A great group of people started by a journalist, was One Day Without Us. The aim was to highlight the importance of migrants and the benefit of migration to the country. Their motto was “Proud to be a migrant. Proud to stand with migrants.”
The original objective to hold a one day strike was too ambitious without the backing of the unions. I think it was an opportunity missed. We campaigned for two years but then sadly disbanded due to lack of support.
The first anti Brexit group I joined in Whitehall was the No10 Vigil. Through parody, music, songs and dance, they protested three days a week opposite Downing Street. Many talented people, like a Boris Johnson look alike named Drew, and dancers like Steve and his daughter who travelled from Swindon, used their art to demonstrate the harm Brexit will bring. We had guitar players, opera singers and many tourists who gave us the thumbs up.
The Vigil also marched in numerous cities and held events across the UK, often with other groups like EU flag Mafia. One group handed out EU flags at the Proms. Their last march with the Peoples Vote campaign brought together over 1 million people. I am proud to say that I was there at many events and most of the marches. Accompanied by my two dogs who also joined the Wooferendum events.
Today, I will join the group who has protested at parliament persistently with STOP BREXIT (and Bollocks to Brexit) shouts. Steve Bray is the figurehead and he is known to politicians and media alike. Now SODEM support demands for a close relationship with Europe and highlight corruption, lies and injustices perpetrated by the present government.
The right to protest itself is at risk with the new PCSC Bill, so we take advantage of being able to exercise our rights while we can.
A loss of identity
Some of us might cry again tomorrow. Because for most of us, Brexit means a loss of an identity we were proud of. We are Europeans, however many Australian, Asian or American deals the UK signs: the Continent of Europe is where we are and where we belong: it’s only around 13 miles away. We have family and friends there.

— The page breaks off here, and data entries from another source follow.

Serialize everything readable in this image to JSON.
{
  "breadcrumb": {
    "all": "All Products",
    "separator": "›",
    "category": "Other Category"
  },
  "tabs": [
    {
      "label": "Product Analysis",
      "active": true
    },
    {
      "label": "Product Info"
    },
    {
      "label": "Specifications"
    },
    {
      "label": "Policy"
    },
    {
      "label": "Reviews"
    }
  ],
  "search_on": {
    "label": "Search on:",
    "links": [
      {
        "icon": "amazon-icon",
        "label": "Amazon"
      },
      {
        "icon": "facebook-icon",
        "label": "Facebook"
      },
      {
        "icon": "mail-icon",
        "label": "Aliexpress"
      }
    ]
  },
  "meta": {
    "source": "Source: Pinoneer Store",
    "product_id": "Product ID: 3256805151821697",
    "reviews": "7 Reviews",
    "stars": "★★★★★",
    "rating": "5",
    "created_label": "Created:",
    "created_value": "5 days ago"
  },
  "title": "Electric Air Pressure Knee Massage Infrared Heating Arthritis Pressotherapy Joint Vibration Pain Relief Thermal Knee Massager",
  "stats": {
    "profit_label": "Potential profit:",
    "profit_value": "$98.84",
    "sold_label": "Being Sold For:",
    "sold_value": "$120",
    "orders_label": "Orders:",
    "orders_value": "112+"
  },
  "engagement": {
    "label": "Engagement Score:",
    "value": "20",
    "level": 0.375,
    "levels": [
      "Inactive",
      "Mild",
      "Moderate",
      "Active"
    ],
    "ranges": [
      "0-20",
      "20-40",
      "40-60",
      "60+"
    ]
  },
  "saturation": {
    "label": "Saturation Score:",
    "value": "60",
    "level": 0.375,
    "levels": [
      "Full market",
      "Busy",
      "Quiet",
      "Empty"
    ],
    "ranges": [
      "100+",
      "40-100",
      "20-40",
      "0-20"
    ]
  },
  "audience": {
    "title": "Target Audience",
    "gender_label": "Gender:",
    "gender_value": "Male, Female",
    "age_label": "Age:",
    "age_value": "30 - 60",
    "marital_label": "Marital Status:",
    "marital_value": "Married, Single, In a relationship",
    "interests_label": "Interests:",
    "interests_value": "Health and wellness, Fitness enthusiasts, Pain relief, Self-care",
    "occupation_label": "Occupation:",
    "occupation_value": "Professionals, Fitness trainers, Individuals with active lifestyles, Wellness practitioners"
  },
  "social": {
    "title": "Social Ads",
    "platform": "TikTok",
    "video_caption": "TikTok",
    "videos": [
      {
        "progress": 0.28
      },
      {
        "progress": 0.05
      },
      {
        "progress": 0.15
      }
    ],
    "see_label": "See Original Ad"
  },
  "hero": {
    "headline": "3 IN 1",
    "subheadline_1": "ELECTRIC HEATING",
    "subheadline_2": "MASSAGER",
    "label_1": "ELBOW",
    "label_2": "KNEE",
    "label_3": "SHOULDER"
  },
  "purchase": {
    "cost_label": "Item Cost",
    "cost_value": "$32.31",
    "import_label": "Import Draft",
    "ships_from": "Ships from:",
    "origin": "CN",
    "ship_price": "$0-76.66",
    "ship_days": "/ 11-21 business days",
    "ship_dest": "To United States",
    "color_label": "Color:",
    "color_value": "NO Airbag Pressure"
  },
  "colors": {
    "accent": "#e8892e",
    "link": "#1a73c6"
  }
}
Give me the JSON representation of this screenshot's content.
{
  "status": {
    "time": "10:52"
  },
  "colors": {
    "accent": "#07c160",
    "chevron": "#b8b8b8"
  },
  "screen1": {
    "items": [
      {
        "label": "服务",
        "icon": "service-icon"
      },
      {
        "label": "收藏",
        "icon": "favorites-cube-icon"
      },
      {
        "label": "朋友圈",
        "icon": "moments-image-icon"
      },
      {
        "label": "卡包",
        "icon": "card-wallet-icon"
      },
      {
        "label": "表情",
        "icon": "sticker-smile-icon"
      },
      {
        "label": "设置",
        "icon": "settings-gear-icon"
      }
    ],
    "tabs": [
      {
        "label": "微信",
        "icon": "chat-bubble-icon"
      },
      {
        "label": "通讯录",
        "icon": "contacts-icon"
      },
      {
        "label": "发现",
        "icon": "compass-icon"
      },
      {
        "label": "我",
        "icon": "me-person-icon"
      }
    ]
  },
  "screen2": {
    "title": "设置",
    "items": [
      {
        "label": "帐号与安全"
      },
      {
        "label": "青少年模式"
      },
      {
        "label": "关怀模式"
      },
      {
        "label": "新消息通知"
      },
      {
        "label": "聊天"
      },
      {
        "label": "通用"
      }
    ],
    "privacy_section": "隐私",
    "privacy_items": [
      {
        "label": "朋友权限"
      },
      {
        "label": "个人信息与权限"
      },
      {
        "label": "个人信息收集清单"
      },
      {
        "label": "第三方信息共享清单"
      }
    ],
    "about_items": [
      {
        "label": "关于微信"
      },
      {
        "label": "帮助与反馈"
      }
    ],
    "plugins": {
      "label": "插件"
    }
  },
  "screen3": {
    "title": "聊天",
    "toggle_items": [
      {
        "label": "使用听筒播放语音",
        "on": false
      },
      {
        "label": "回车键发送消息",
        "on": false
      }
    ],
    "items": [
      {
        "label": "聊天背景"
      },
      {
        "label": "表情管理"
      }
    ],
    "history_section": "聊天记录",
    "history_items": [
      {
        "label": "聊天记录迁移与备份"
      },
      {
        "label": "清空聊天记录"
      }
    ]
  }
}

And it is not just about trade, it is an emotional bond. We are part of European history. Our allies and partners since the horrendous wars showed that for Europe to secure peace, we needed to work together. A Union of Sovereign States in Europe is not a tool for robbing us of sovereignty, but it is to unite us with all our resources to face common challenges together.
We have not seen each other due to lockdown and some are still not able to join us. But it will be great to see the ones who brave the dangers of travel to see old friends. Some campaigners from Kent might be there too.
The most active ones were the Canterbury and Tunbridge Wells group. Sevenoaks, Swanley, Tonbridge for Europe has been amazing before Brexit actually happened, but like many other groups have not kept up their enthusiasm. National groups Best for Britain and fast growing European Movement with local branches are doing great work to keep the European spirit alive.
We will most likely finish tomorrow singing Ode to Joy, the European hymn of unity and brother/sisterhood of men. This year, due to Covid restrictions was the first time I had not organised a flashmob of Ode to Joy at Trafalgar Square.
We carry the secret wish in our hearts that hate will not win and that we will eventually rejoin the EU. Keep our star alight!